Ma a far male è il cuore
Un problema al ginocchio sinistro manda fuori pista Lara Gut in discesa e la costringe a chiudere anzitempo i suoi Giochi
È stato il ginocchio a mettere la parola fine alla seconda avventura olimpica di Lara Gut. Il sinistro, quello rotto durante i Mondiali di St. Moritz e operato praticamente un anno fa (il 20 febbraio 2017), “colpevole” di essersi irrigidito poco prima di un dosso e di non aver permesso alla ticinese di raddrizzare la linea per affrontare nel modo giusto il salto, costringendola a mancare la porta successiva. Fine della discesa olimpica e fine dei Giochi per la 26enne di Comano, che ha deciso di rinunciare alla combinata per non sforzare ulteriormente l’articolazione. A fare davvero male, però, è ancora una volta il cuore...
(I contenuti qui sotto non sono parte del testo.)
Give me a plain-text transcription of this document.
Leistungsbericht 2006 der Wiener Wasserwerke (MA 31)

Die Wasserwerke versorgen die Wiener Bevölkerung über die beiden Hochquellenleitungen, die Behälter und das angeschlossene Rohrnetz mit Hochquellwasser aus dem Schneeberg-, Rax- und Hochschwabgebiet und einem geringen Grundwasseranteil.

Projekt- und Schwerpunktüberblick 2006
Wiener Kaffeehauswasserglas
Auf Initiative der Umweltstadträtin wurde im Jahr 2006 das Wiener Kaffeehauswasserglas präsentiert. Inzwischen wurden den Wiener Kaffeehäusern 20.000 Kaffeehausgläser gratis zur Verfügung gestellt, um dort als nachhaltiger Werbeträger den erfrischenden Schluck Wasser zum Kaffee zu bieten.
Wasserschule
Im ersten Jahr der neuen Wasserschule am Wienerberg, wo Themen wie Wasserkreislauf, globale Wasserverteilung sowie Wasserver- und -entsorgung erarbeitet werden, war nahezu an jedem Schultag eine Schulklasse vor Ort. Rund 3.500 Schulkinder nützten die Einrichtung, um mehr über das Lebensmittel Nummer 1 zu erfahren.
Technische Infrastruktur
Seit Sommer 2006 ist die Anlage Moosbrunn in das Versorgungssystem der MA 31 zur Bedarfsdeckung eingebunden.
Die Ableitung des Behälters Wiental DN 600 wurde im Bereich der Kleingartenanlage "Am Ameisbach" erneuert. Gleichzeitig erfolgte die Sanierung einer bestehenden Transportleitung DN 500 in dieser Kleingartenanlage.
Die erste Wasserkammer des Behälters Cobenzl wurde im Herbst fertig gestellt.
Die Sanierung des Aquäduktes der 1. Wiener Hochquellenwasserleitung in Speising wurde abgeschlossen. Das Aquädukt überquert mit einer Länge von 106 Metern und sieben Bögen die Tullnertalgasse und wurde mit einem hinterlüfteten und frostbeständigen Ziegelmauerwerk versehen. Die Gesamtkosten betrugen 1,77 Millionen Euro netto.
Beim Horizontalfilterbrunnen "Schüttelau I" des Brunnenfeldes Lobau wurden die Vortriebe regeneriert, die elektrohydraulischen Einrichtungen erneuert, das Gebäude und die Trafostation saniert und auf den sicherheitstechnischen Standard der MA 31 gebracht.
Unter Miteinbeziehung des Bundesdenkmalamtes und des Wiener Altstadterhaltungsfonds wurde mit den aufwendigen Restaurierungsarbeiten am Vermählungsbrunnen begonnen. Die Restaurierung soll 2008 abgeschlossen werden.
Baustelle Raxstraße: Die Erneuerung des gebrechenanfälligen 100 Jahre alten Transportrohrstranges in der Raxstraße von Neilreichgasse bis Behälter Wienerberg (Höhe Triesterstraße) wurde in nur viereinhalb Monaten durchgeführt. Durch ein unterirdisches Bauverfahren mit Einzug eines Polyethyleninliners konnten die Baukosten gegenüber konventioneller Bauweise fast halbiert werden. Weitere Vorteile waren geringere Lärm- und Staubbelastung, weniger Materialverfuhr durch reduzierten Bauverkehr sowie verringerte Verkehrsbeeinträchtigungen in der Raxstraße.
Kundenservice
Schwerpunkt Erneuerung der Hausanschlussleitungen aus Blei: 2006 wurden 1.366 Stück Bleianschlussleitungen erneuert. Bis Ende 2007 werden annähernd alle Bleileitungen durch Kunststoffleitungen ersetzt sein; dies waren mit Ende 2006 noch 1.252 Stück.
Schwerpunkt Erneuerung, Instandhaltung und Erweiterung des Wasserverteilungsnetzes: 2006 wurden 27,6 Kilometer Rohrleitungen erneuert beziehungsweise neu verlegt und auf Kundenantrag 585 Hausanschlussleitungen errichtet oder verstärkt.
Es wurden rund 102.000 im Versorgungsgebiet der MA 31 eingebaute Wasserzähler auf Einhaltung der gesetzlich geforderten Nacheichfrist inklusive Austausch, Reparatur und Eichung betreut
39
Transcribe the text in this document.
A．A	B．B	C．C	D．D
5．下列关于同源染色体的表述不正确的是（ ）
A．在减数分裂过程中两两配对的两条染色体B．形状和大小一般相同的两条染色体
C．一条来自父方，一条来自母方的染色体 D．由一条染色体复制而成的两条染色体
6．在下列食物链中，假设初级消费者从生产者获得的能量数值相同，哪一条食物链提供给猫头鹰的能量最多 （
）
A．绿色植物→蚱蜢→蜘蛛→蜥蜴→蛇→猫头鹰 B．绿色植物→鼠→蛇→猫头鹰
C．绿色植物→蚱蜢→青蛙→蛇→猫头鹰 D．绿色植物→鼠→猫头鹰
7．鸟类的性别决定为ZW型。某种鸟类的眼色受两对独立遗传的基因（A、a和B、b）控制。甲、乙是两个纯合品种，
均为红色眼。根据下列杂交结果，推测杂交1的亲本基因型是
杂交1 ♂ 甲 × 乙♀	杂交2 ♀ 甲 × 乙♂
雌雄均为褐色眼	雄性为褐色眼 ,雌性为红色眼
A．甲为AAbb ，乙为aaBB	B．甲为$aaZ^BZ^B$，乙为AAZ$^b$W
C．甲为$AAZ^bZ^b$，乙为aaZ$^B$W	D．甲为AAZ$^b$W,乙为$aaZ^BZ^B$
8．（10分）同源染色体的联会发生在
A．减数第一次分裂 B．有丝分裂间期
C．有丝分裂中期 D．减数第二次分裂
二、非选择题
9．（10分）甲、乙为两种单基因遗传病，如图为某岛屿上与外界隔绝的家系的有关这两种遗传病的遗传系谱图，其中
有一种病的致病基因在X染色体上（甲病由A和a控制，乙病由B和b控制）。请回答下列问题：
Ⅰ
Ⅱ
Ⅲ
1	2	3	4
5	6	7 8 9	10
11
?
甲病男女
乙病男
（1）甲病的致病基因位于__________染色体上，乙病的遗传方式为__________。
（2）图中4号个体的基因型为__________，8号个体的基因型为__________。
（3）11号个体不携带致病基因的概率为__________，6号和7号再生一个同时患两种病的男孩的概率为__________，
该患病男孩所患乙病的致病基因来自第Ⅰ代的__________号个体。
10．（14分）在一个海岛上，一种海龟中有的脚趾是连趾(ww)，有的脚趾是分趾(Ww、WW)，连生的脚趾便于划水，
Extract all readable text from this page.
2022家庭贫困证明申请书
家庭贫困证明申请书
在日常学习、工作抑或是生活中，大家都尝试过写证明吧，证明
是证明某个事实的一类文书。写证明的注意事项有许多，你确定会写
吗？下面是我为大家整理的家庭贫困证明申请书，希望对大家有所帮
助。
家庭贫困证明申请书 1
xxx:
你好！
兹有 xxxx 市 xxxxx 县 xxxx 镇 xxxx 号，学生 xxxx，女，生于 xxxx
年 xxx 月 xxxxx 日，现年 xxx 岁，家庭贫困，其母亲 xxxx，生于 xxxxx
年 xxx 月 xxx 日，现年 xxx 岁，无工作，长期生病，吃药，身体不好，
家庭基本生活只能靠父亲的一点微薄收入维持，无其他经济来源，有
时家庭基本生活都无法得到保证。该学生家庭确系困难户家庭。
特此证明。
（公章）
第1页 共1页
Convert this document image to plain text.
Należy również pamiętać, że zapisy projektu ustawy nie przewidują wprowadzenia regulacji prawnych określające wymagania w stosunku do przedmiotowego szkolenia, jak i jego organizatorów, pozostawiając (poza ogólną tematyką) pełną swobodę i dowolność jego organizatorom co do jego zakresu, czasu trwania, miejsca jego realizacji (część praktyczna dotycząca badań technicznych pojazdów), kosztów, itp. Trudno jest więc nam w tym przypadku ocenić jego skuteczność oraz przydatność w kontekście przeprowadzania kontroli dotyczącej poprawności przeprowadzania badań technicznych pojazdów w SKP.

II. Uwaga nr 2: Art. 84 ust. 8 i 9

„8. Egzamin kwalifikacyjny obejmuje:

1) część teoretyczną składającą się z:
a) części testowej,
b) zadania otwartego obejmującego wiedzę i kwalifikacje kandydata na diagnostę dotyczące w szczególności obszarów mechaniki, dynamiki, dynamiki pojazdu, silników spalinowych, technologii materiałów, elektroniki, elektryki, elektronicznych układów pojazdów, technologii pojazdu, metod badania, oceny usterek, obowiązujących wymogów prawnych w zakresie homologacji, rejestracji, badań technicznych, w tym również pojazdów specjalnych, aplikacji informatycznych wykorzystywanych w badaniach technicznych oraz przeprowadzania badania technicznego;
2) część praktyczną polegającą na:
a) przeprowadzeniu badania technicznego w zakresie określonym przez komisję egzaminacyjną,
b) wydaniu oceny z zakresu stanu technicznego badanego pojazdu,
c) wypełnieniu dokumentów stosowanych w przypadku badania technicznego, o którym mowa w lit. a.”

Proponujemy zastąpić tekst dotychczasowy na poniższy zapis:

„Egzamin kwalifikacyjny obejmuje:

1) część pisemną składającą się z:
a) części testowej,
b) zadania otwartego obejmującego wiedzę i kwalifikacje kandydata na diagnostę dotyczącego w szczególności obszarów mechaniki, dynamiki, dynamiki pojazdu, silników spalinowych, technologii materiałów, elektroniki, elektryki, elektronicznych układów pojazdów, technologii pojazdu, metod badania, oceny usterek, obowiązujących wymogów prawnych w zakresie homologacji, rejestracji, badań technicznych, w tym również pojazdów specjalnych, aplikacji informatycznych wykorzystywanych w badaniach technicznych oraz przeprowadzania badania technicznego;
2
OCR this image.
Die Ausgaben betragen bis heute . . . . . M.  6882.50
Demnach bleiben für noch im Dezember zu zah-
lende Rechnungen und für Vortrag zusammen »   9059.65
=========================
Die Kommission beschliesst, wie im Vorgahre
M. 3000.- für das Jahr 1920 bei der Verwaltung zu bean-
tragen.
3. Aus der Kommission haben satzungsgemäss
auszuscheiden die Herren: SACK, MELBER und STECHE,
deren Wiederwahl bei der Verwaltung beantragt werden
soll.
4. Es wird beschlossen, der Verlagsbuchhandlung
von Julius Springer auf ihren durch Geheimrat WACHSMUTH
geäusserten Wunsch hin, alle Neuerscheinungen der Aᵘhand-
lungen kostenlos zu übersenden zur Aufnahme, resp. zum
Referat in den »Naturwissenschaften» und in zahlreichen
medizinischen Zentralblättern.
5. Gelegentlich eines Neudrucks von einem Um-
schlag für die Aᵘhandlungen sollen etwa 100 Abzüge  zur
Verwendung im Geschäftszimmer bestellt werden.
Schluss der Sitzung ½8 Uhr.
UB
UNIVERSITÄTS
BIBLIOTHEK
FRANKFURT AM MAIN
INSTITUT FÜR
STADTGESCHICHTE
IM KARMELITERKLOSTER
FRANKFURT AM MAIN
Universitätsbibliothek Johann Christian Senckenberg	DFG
Segue dalla Prima Ancora una volta, perché tutto si può dire, tranne che tra le Olimpiadi e Lara Gut sia amore. Anzi, il rapporto tra l’evento sportivo per eccellenza e una campionessa giovane ma che ha già vinto quasi tutto nel suo sport (tranne appunto un titolo a cinque cerchi o mondiale) era e rimane a dir poco tormentato. A maggior ragione dopo un’edizione che per la ragazza cresciuta sulle nevi di Airolo sembrerebbe ancora più dura da digerire di quella di quattro anni fa a Sochi, da dove nonostante i lacrimoni versati per quei 10 centesimi che le erano mancati in discesa per raggiungere sul gradino più alto del podio Dominique Gisin e Tina Maze (senza contare che in superG era rimasta a 7 centesimi dal bronzo), era comunque tornata a casa con una medaglia. Stavolta invece nemmeno quella: nella sua valigia per il ritorno in Svizzera (previsto oggi) ci sarà spazio solo per l’amarezza per un’eliminazione dopo poche porte in gigante, un dolorosissimo quarto posto (a un solo piccolo centesimo dalla medaglia di bronzo) nel “suo” superG e un’uscita di scena senza gloria nella disciplina regina. O forse no. Perché se è vero che anche in Corea la vincitrice della Coppa del mondo generale 2016 non è riuscita a nascondere la delusione per la mancata medaglia (l’oro, perché lo sconforto al traguardo del supergigante è arrivato ben prima che la Ledecka la buttasse fuori dal podio), allo stesso tempo a Pyeongchang abbiamo visto una Lara Gut diversa, più pronta ad accettare la sconfitta e il fatto di non poter sempre essere davanti. A maggior ragione dopo il gravissimo infortunio di un anno fa, che ha inevitabilmente condizionato il suo approccio a questi Giochi. Sotto l’aspetto sportivo, visto che l’operazione e la lunga riabilitazione oltre a rallentarne la preparazione estiva, l’hanno privata di tante ore sulle piste, cosa mica da poco per una che nel feeling con la neve e nelle sensazioni ha alcuni dei suoi maggiori atout. Ma anche dal punto di vista mentale, con la persona che – come aveva
spiegato lei stessa a fine settembre a Zermatt nella prima conferenza stampa dopo l’infortunio – ha chiesto e ottenuto spazio all’atleta. Da una parte la voglia, quasi l’esigenza di essere la numero uno, sempre e comunque; dall’altra la consapevolezza che nella vita a contare non sono solo gare e allori («una medaglia o una vittoria non contano nulla se non si è felici», aveva detto). Quindi sì, a fare più male a Lara in questo momento è probabilmente il cuore, ma forse stavolta ci metterà un po’ meno a guarire. E poi saranno di nuovo guai per tutte.